HotSpot detects counted loops and removes safepoints from them,
because we know that they will finish in finite time. So, HotSpot
only inserts safepoints in backward branches that are unbounded.
To conclude, saving and re-loading all the registers at a safepoint
has some unpleasant consequences.
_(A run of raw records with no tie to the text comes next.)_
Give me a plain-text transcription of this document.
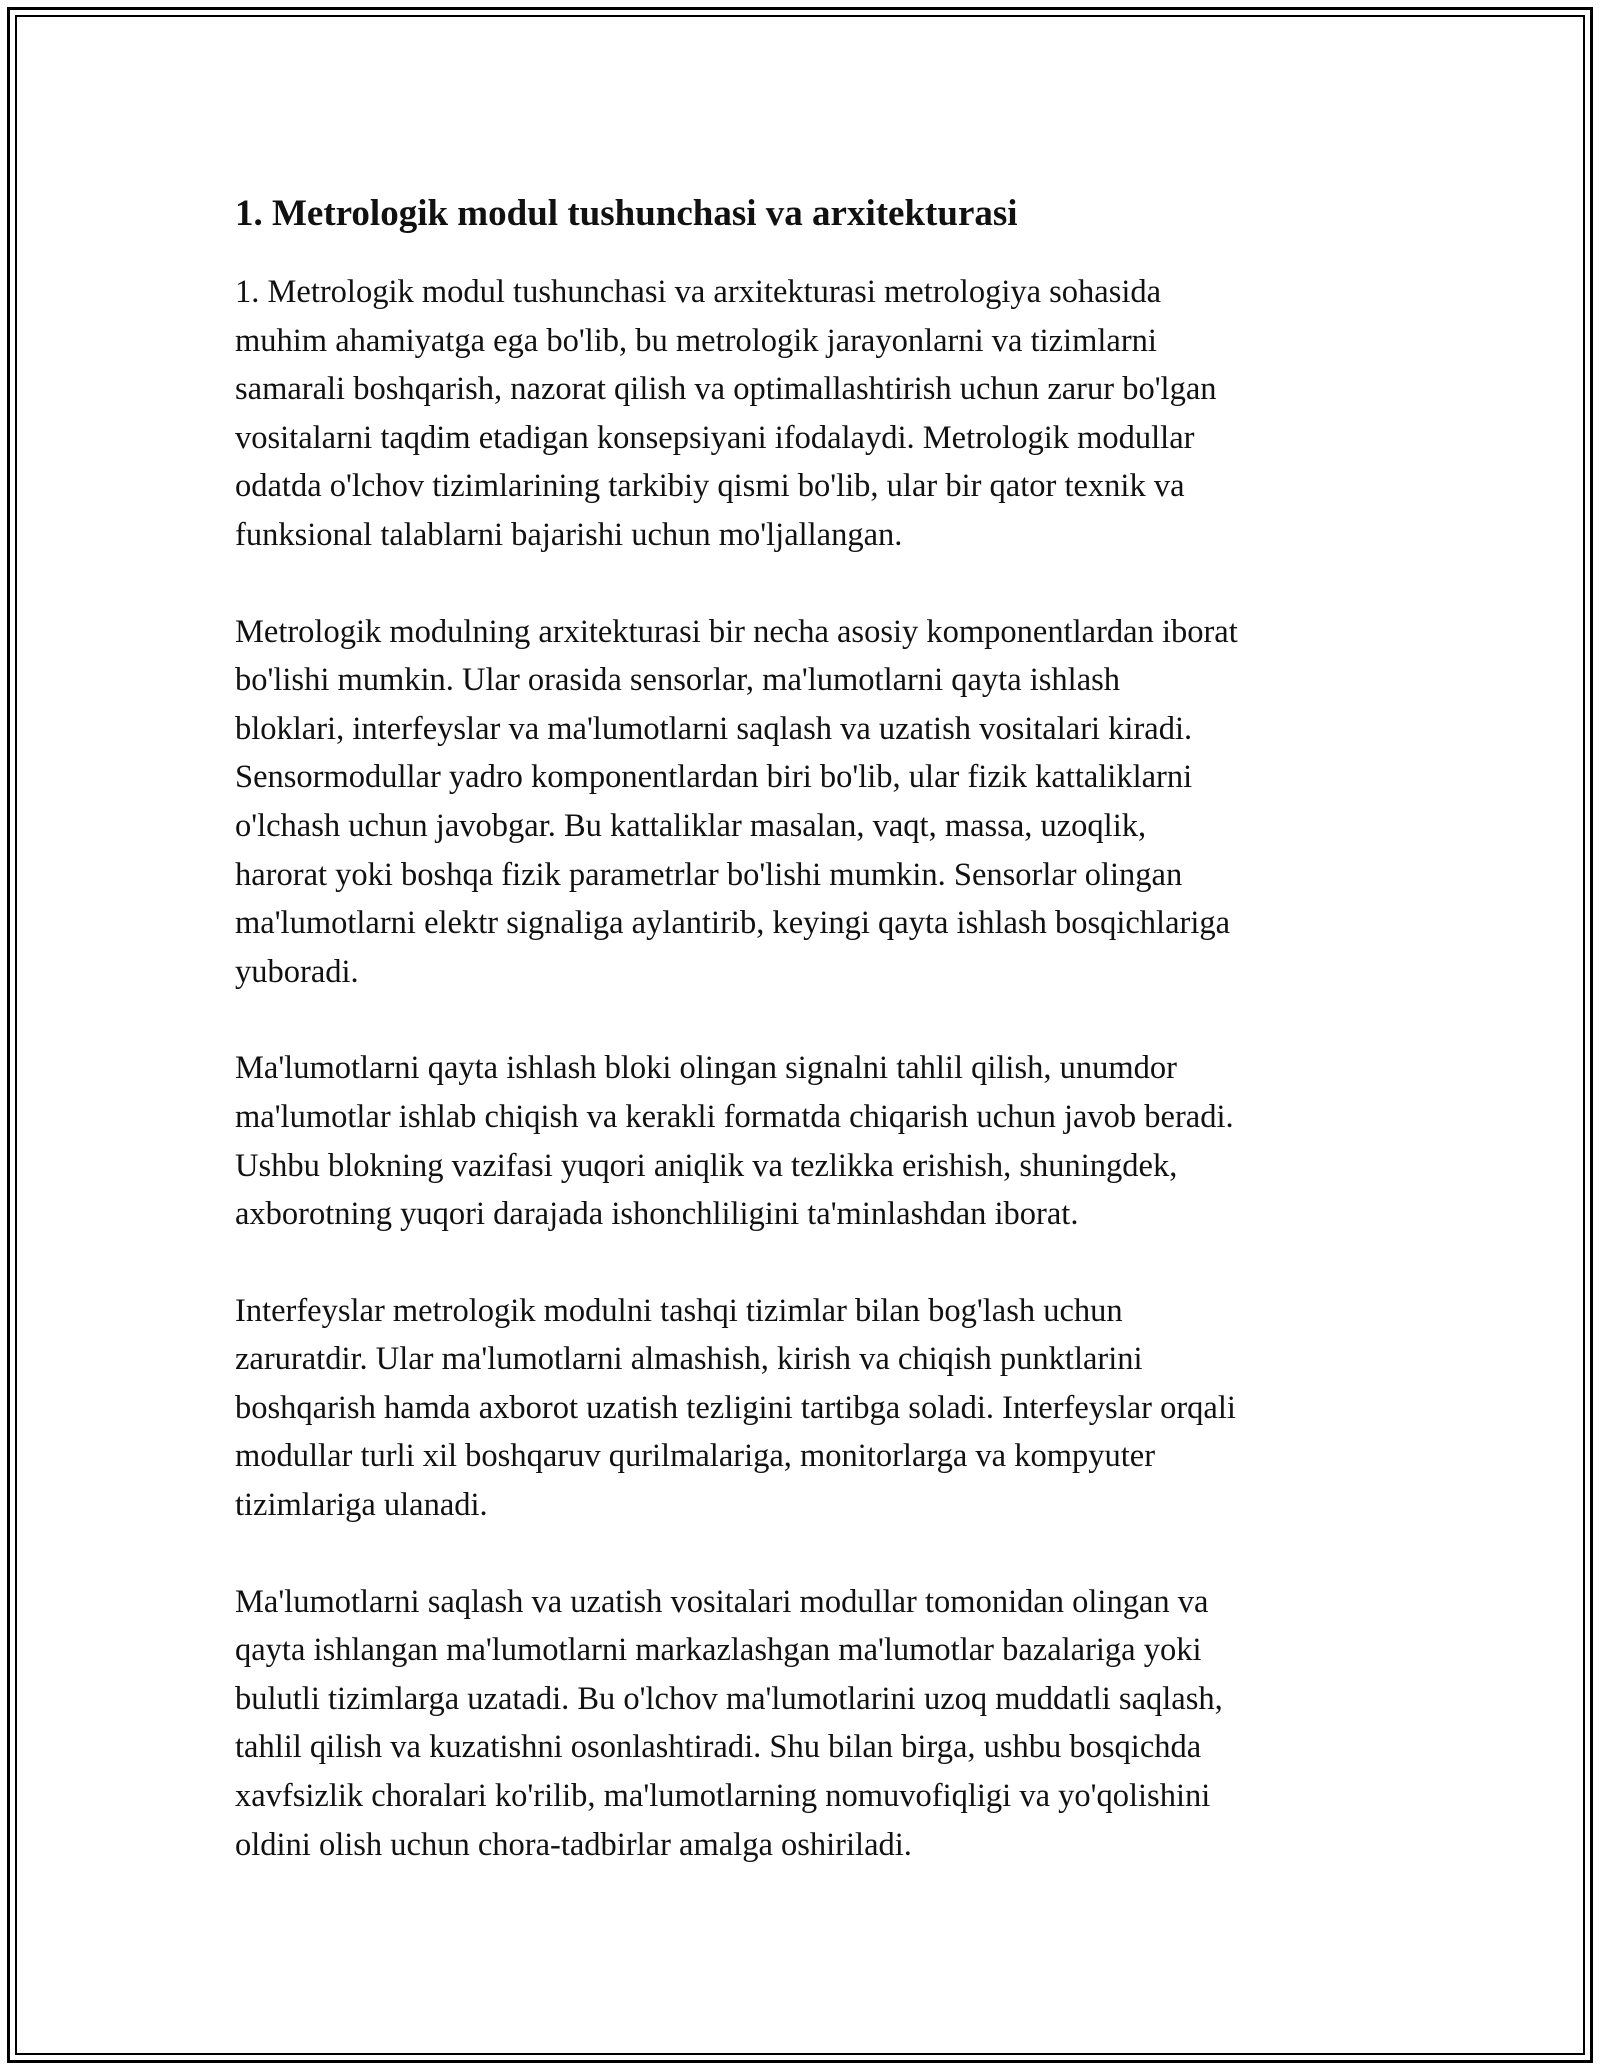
1. Metrologik modul tushunchasi va arxitekturasi

1. Metrologik modul tushunchasi va arxitekturasi metrologiya sohasida
muhim ahamiyatga ega bo'lib, bu metrologik jarayonlarni va tizimlarni
samarali boshqarish, nazorat qilish va optimallashtirish uchun zarur bo'lgan
vositalarni taqdim etadigan konsepsiyani ifodalaydi. Metrologik modullar
odatda o'lchov tizimlarining tarkibiy qismi bo'lib, ular bir qator texnik va
funksional talablarni bajarishi uchun mo'ljallangan.

Metrologik modulning arxitekturasi bir necha asosiy komponentlardan iborat
bo'lishi mumkin. Ular orasida sensorlar, ma'lumotlarni qayta ishlash
bloklari, interfeyslar va ma'lumotlarni saqlash va uzatish vositalari kiradi.
Sensormodullar yadro komponentlardan biri bo'lib, ular fizik kattaliklarni
o'lchash uchun javobgar. Bu kattaliklar masalan, vaqt, massa, uzoqlik,
harorat yoki boshqa fizik parametrlar bo'lishi mumkin. Sensorlar olingan
ma'lumotlarni elektr signaliga aylantirib, keyingi qayta ishlash bosqichlariga
yuboradi.

Ma'lumotlarni qayta ishlash bloki olingan signalni tahlil qilish, unumdor
ma'lumotlar ishlab chiqish va kerakli formatda chiqarish uchun javob beradi.
Ushbu blokning vazifasi yuqori aniqlik va tezlikka erishish, shuningdek,
axborotning yuqori darajada ishonchliligini ta'minlashdan iborat.

Interfeyslar metrologik modulni tashqi tizimlar bilan bog'lash uchun
zaruratdir. Ular ma'lumotlarni almashish, kirish va chiqish punktlarini
boshqarish hamda axborot uzatish tezligini tartibga soladi. Interfeyslar orqali
modullar turli xil boshqaruv qurilmalariga, monitorlarga va kompyuter
tizimlariga ulanadi.

Ma'lumotlarni saqlash va uzatish vositalari modullar tomonidan olingan va
qayta ishlangan ma'lumotlarni markazlashgan ma'lumotlar bazalariga yoki
bulutli tizimlarga uzatadi. Bu o'lchov ma'lumotlarini uzoq muddatli saqlash,
tahlil qilish va kuzatishni osonlashtiradi. Shu bilan birga, ushbu bosqichda
xavfsizlik choralari ko'rilib, ma'lumotlarning nomuvofiqligi va yo'qolishini
oldini olish uchun chora-tadbirlar amalga oshiriladi.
In particular, it means that null
pointer checks cannot be hoisted outside a loop, because LLVM has no
way to know that a safepoint won't replace a valid pointer with NULL.
Also, LLVM has no way to know that a safepoint won't change the loop
limit, so LLVM can't find counted loops.
So, it's fair to say that the presence of SafepointSynchronize in a
loop breaks most loop optimizations. It's pretty clear that if loop
optimizations are to be done at all, safepoints must be eliminated.
However, it might be possible to persuade LLVM that a safepoint will
never set a live reference to NULL, eliminating a lot of null pointer
checks. I suspect this will be less rewarding than eliminating
safepoints, though.
So, what's to be done? Loop optimizations are probably the most
significant part of any optimizing compiler, so it would be a major
boost to have them in Shark. LLVM can presumably detect counted
loops, so a Java-specific LLVM pass could remove unnecessary
safepoints in loops. It's worth investigating. Loop detection in the
Shark front end is probably possible, but it might be a lot of work.